Exercise and nutrition linked to cell death rate
Throughout the study, researchers observed that both CD and Alzheimer’s were associated with levels of neural stem cell death seen 12 years prior to diagnosis. Factors such as exercise, nutrition, vitamin D levels, carotenoid, and lipid levels were also found to correlate with the rate at which cells die off. They also found that physical activity and nutrition were key factors that then also determined CD status— specifically that reduced physical activity and increased malnutrition increased cell death, which in turn heightened the risk for future CD.
Previous studies have determined that diet and exercise have some protective effects against CD and dementia, but there has been a lack of research to explain these roles at the neurobiological level. Studies on animals have shown how diet and exercise can directly influence hippocampal neurogenesis, potentially explaining how exercise and diet may biologically exert their effects. This latest study supports this research further by demonstrating the effects in the context of a human model.
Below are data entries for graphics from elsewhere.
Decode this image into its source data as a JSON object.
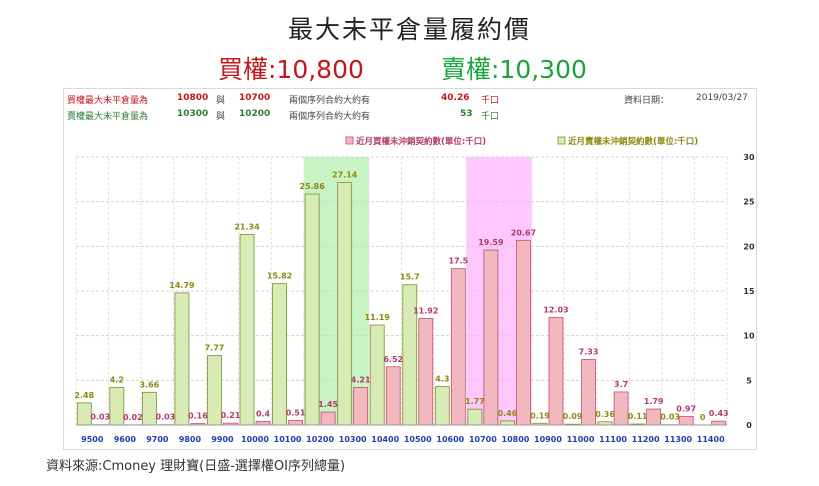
{
  "header": {
    "title": "最大未平倉量履約價",
    "call_label": "買權:10,800",
    "put_label": "賣權:10,300"
  },
  "info": {
    "row1": {
      "label": "買權最大未平倉量為",
      "strike1": "10800",
      "conj": "與",
      "strike2": "10700",
      "desc": "兩個序列合約大約有",
      "value": "40.26",
      "unit": "千口"
    },
    "row2": {
      "label": "賣權最大未平倉量為",
      "strike1": "10300",
      "conj": "與",
      "strike2": "10200",
      "desc": "兩個序列合約大約有",
      "value": "53",
      "unit": "千口"
    },
    "date_label": "資料日期：",
    "date": "2019/03/27"
  },
  "source": "資料來源:Cmoney 理財寶(日盛-選擇權OI序列總量)",
  "colors": {
    "call_bar": "#f2b8c0",
    "call_stroke": "#c44f68",
    "call_label": "#b23a6a",
    "put_bar": "#d9ebb4",
    "put_stroke": "#7a8f2f",
    "put_label": "#8a8a10",
    "call_highlight": "#ff80ff",
    "put_highlight": "#b5f0b0",
    "axis_label": "#1f3fb0"
  },
  "chart_data": {
    "type": "bar",
    "categories": [
      "9500",
      "9600",
      "9700",
      "9800",
      "9900",
      "10000",
      "10100",
      "10200",
      "10300",
      "10400",
      "10500",
      "10600",
      "10700",
      "10800",
      "10900",
      "11000",
      "11100",
      "11200",
      "11300",
      "11400"
    ],
    "series": [
      {
        "name": "近月買權未沖銷契約數(單位:千口)",
        "values": [
          0.03,
          0.02,
          0.03,
          0.16,
          0.21,
          0.4,
          0.51,
          1.45,
          4.21,
          6.52,
          11.92,
          17.5,
          19.59,
          20.67,
          12.03,
          7.33,
          3.7,
          1.79,
          0.97,
          0.43
        ]
      },
      {
        "name": "近月賣權未沖銷契約數(單位:千口)",
        "values": [
          2.48,
          4.2,
          3.66,
          14.79,
          7.77,
          21.34,
          15.82,
          25.86,
          27.14,
          11.19,
          15.7,
          4.3,
          1.77,
          0.46,
          0.19,
          0.09,
          0.36,
          0.11,
          0.03,
          0
        ]
      }
    ],
    "ylim": [
      0,
      30
    ],
    "yticks": [
      0,
      5,
      10,
      15,
      20,
      25,
      30
    ],
    "highlight_put_range": [
      "10200",
      "10300"
    ],
    "highlight_call_range": [
      "10700",
      "10800"
    ],
    "grid": true,
    "legend_position": "top"
  }
}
Doctor Sandrine Thuret, the study’s lead investigator from King’s IoPPN, said: “Our study has demonstrated not only that there are individual markers of hippocampal neurogenesis associated with CD and dementia 12 years later, but also that there is some degree of specificity with respect to diagnoses of dementia subtypes.
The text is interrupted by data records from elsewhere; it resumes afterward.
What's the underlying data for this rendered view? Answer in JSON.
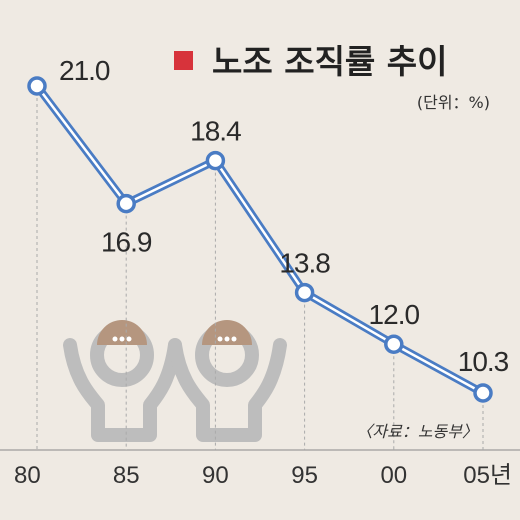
{
  "title": "노조 조직률 추이",
  "unit": "(단위：%)",
  "source": "〈자료：노동부〉",
  "colors": {
    "background": "#efeae3",
    "line": "#4a7cc4",
    "marker": "#d7333b",
    "grid": "#aaaaaa",
    "illustration": "#bdbdbd",
    "illustration_accent": "#b5967f"
  },
  "icons": [
    "people-cheering-icon",
    "people-cheering-icon"
  ],
  "chart_data": {
    "type": "line",
    "title": "노조 조직률 추이",
    "x": [
      "80",
      "85",
      "90",
      "95",
      "00",
      "05년"
    ],
    "values": [
      21.0,
      16.9,
      18.4,
      13.8,
      12.0,
      10.3
    ],
    "labels": [
      "21.0",
      "16.9",
      "18.4",
      "13.8",
      "12.0",
      "10.3"
    ],
    "ylabel": "(단위：%)",
    "ylim": [
      10.3,
      21.0
    ],
    "grid": "vertical dashed",
    "legend": "top-right"
  }
}
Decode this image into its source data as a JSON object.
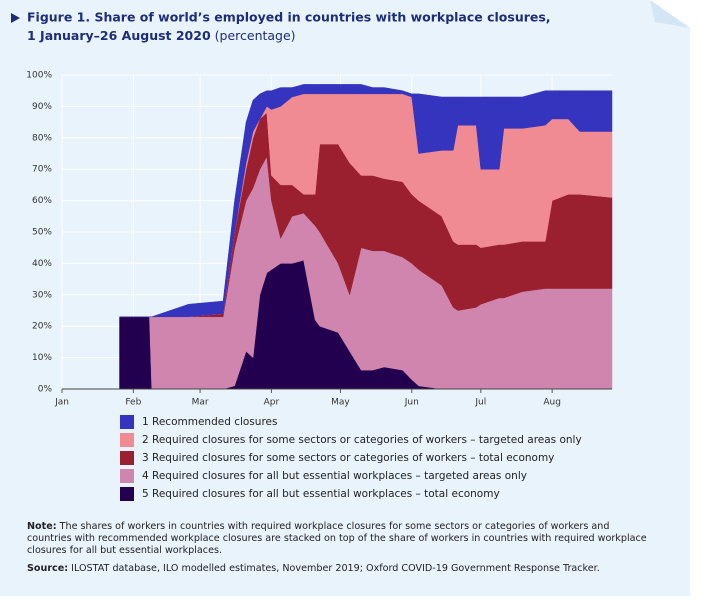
{
  "chart_data": {
    "type": "stacked_area",
    "title": [
      "Figure 1.  Share of world’s employed in countries with workplace closures,",
      "1 January–26 August 2020"
    ],
    "subtitle": "(percentage)",
    "x": [
      25,
      38,
      39,
      55,
      70,
      75,
      80,
      83,
      86,
      89,
      91,
      95,
      100,
      105,
      110,
      112,
      120,
      125,
      130,
      135,
      140,
      148,
      152,
      155,
      165,
      170,
      172,
      180,
      182,
      190,
      192,
      200,
      210,
      213,
      220,
      225,
      239
    ],
    "xlim": [
      0,
      239
    ],
    "xticks": [
      {
        "value": 0,
        "label": "Jan"
      },
      {
        "value": 31,
        "label": "Feb"
      },
      {
        "value": 60,
        "label": "Mar"
      },
      {
        "value": 91,
        "label": "Apr"
      },
      {
        "value": 121,
        "label": "May"
      },
      {
        "value": 152,
        "label": "Jun"
      },
      {
        "value": 182,
        "label": "Jul"
      },
      {
        "value": 213,
        "label": "Aug"
      }
    ],
    "ylim": [
      0,
      100
    ],
    "yticks": [
      {
        "value": 0,
        "label": "0%"
      },
      {
        "value": 10,
        "label": "10%"
      },
      {
        "value": 20,
        "label": "20%"
      },
      {
        "value": 30,
        "label": "30%"
      },
      {
        "value": 40,
        "label": "40%"
      },
      {
        "value": 50,
        "label": "50%"
      },
      {
        "value": 60,
        "label": "60%"
      },
      {
        "value": 70,
        "label": "70%"
      },
      {
        "value": 80,
        "label": "80%"
      },
      {
        "value": 90,
        "label": "90%"
      },
      {
        "value": 100,
        "label": "100%"
      }
    ],
    "grid": true,
    "series": [
      {
        "name": "1 Recommended closures",
        "color": "#3434bf",
        "values": [
          0,
          0,
          0,
          4,
          4,
          10,
          13,
          10,
          8,
          5,
          6,
          6,
          3,
          3,
          3,
          3,
          3,
          3,
          3,
          2,
          2,
          1,
          1,
          19,
          17,
          17,
          9,
          9,
          23,
          23,
          10,
          10,
          11,
          9,
          9,
          13,
          13
        ]
      },
      {
        "name": "2 Required closures for some sectors or categories of workers – targeted areas only",
        "color": "#f08a93",
        "values": [
          0,
          0,
          0,
          0,
          0,
          0,
          2,
          2,
          0,
          2,
          21,
          25,
          28,
          32,
          32,
          16,
          16,
          22,
          26,
          26,
          27,
          28,
          31,
          15,
          21,
          29,
          38,
          38,
          25,
          24,
          37,
          36,
          37,
          26,
          24,
          20,
          21
        ]
      },
      {
        "name": "3 Required closures for some sectors or categories of workers – total economy",
        "color": "#9a2030",
        "values": [
          0,
          0,
          0,
          0,
          1,
          5,
          10,
          16,
          16,
          14,
          8,
          17,
          10,
          6,
          10,
          28,
          38,
          42,
          23,
          24,
          23,
          24,
          22,
          22,
          22,
          21,
          21,
          20,
          18,
          17,
          17,
          16,
          15,
          28,
          30,
          30,
          29
        ]
      },
      {
        "name": "4 Required closures for all but essential workplaces – targeted areas only",
        "color": "#cf85ad",
        "values": [
          0,
          0,
          23,
          23,
          23,
          44,
          48,
          54,
          40,
          37,
          22,
          8,
          15,
          15,
          30,
          30,
          22,
          18,
          39,
          38,
          37,
          36,
          37,
          37,
          33,
          26,
          25,
          26,
          27,
          29,
          29,
          31,
          32,
          32,
          32,
          32,
          32
        ]
      },
      {
        "name": "5 Required closures for all but essential workplaces – total economy",
        "color": "#23004f",
        "values": [
          23,
          23,
          0,
          0,
          0,
          1,
          12,
          10,
          30,
          37,
          38,
          40,
          40,
          41,
          22,
          20,
          18,
          12,
          6,
          6,
          7,
          6,
          3,
          1,
          0,
          0,
          0,
          0,
          0,
          0,
          0,
          0,
          0,
          0,
          0,
          0,
          0
        ]
      }
    ]
  },
  "note": {
    "label": "Note:",
    "text": "The shares of workers in countries with required workplace closures for some sectors or categories of workers and countries with recommended workplace closures are stacked on top of the share of workers in countries with required workplace closures for all but essential workplaces."
  },
  "source": {
    "label": "Source:",
    "text": "ILOSTAT database, ILO modelled estimates, November 2019; Oxford COVID-19 Government Response Tracker."
  }
}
“Specifically, if an individual displays an increase in their levels of cell death during differentiation (when neural stem cells are becoming neurons), we can look at this as a potential warning sign of CD. Conversely, a decrease in levels of cell death during proliferation (the process by which a single cell divides into a pair) and reduced hippocampal progenitor cell integrity could be viewed as a predictor for Alzheimer’s disease and vascular dementia, respectively.”
Preventing cognitive decline
Dr Andrea du Preez, the study’s first author from King’s IoPPN, said: “While more work is undoubtedly needed to fully understand how diet and exercise might modulate hippocampal neurogenesis, our findings may represent an effective early preventative strategy against CD and dementia.”
The project was part of the EU consortium DCogPlast ‘Diet Cognition and Plasticity” led by Dr Thuret and funded by JPI-HDHL, the Medical Research Council UK, the French National Research Agency MINECO, CiberFES- Cofund by FEDER Program from EU, Academia Award from the Generalitat de Catalunya, and the BMWFW.